Database for Institutional Comparisons in Europe (DICE)
The Database for Institutional Comparisons in Europe – DICE – is one of Ifo’s service products and can be accessed free-of-charge online. The database allows users to search for cross-country comparisons of systematic information on institutions, regulatory systems, legal requirements and the mechanisms of their application. Although DICE is not a statistical database, it also contains data on the outputs (economic effects) of institutions and regulations where relevant.
DICE covers a broad range of institutional themes. To navigate, please click on the relevant field on the left-hand side and click through the folders for further topics.
The institutional framework of an economy and its implied incentive structure are central to any analysis of a nation’s welfare. At a time of rapid globalisation when people, businesses, capital and goods are becoming increasingly mobile internationally, countries are compelled to compete on the basis of their institutions. No country can afford not to compare its institutions with those of its neighbours, and all countries must aim to comply with international benchmarks and best practices. International institutional data that allow a country to assess its own situation and to prepare reforms are consequently in great demand.
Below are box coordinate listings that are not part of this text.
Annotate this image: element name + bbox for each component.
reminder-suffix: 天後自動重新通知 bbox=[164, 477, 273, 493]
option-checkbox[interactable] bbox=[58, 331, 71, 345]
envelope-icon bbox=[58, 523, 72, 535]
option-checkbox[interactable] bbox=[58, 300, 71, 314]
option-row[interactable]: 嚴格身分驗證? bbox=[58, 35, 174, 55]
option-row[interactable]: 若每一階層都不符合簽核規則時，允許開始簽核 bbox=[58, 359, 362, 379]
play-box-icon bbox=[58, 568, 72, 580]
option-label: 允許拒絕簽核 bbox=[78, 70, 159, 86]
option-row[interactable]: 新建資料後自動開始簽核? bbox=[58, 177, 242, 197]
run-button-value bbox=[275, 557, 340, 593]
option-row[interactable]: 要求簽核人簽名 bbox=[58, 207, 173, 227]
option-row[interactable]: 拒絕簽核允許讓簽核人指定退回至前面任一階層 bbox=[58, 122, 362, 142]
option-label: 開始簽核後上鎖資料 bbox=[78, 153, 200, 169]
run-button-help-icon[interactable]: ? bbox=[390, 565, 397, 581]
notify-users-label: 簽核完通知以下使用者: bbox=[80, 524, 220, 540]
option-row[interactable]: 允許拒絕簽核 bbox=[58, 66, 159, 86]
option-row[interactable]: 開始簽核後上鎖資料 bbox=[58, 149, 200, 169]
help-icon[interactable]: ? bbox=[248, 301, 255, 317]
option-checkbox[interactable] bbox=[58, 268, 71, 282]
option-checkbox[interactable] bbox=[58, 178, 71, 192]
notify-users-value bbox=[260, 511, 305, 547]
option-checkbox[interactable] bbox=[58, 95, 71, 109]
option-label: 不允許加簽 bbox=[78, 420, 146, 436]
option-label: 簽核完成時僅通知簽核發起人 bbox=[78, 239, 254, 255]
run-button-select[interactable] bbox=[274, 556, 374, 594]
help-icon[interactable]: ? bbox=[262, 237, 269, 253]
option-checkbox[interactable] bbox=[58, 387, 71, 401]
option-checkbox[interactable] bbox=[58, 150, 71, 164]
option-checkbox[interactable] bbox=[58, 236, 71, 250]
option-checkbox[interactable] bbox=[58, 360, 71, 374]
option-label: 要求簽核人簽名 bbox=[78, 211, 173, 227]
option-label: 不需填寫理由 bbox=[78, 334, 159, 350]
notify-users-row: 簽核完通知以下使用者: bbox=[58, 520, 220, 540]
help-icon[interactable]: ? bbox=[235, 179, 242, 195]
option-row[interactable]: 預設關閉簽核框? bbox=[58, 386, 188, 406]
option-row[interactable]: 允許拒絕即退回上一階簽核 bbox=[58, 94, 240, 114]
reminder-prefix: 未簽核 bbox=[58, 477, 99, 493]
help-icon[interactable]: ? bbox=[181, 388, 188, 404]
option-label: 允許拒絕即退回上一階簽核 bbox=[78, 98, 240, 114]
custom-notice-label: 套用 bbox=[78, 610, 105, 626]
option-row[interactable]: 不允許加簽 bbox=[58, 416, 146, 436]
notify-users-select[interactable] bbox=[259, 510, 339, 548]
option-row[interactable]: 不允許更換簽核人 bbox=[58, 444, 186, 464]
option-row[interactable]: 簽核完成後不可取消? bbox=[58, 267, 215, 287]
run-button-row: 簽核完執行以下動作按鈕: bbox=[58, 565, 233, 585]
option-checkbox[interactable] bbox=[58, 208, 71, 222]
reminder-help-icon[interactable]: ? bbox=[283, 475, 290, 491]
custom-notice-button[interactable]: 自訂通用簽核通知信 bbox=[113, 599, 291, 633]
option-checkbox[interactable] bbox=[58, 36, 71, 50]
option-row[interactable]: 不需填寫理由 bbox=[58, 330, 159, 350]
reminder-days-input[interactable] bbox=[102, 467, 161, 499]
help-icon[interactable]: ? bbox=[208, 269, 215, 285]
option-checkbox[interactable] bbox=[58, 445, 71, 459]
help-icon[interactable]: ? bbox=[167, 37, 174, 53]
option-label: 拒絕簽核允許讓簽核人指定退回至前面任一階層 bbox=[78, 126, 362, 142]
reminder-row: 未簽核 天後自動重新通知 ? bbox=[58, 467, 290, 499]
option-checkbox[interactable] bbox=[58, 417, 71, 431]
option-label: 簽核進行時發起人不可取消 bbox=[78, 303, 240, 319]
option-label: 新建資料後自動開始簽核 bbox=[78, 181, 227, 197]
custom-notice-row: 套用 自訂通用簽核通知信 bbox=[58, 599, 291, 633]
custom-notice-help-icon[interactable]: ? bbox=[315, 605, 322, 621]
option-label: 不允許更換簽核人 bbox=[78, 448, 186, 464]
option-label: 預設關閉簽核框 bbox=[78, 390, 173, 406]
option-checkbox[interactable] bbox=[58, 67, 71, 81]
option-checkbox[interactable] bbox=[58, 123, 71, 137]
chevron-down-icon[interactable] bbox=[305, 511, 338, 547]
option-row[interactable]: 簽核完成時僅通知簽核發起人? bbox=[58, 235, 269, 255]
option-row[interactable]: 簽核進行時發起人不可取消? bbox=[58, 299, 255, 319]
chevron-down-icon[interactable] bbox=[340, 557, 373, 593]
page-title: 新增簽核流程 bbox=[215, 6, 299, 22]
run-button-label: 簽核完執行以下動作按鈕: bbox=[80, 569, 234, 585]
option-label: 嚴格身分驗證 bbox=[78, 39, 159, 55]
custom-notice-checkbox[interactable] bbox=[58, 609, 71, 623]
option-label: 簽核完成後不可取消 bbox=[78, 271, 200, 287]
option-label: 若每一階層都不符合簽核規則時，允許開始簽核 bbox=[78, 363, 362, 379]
The information is presented in tables (text or data), charts, and reports. In most cases, the 27 EU countries are covered as well as some major OECD countries. Users can choose between current comparisons, archived contents from previous years and time series that show developments over time.
- DICE tables cover a wide range of topics and offer more detailed and in-depth information. They present quantitative indicators in the form of time series and qualitative information in descriptive form on regulations and institutions.
- DICE charts depict selected features of important new institutional-economic developments and are therefore of interest to a broad public.
- DICE reports highlight topical economic developments with brief texts built around graphical illustrations and tables. They are regularly published in the quarterly CESifo DICE Report.